Why Depression Statistics Can Be Misleading
Reported depression rates in Sjogren’s are largely based on patient surveys that often fail to distinguish between three very different experiences:
Situational Depression: This is a natural, expected response to the trauma of chronic illness, a lack of medical support, and the loss of function. Unlike a single life event that one eventually moves past, Sjogren’s patients live with the constant grief of ongoing loss and the stress of feeling unseen or abandoned by the medical system.
Major Depressive Disorder: A specific clinical diagnosis that can exist independently of, or alongside, Sjogren’s.
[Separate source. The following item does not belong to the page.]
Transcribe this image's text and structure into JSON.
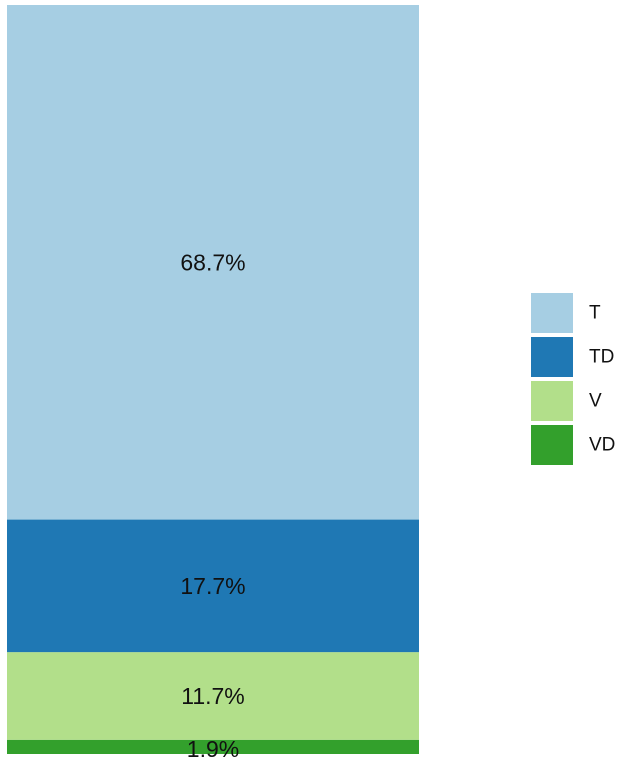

Major depression is severe and requires distinct medical management.
Depression Mimics: Many physical (somatic) symptoms of Sjogren’s can lead to a false diagnosis of depression or an overestimation of its severity (205).
When clinicians assume that physical symptoms shared by both Sjogren’s and depression—such as loss of appetite, weight changes, difficulty concentrating, a dramatic loss of energy, and sleep disturbances—are purely psychological, they often stop investigating biological causes. These symptoms occur at high rates in Sjogren’s patients regardless of whether they are depressed, and they require medical investigation rather than just psychological labeling.
Takeaway
Sjogren’s fatigue is complex and multifaceted. While physical fatigue is the top unmet need for patients, other distinct types of fatigue often overlap or occur alongside it.
To truly improve quality of life, each type of fatigue, whether physical, cognitive, emotional, or psychological, must be identified and addressed individually.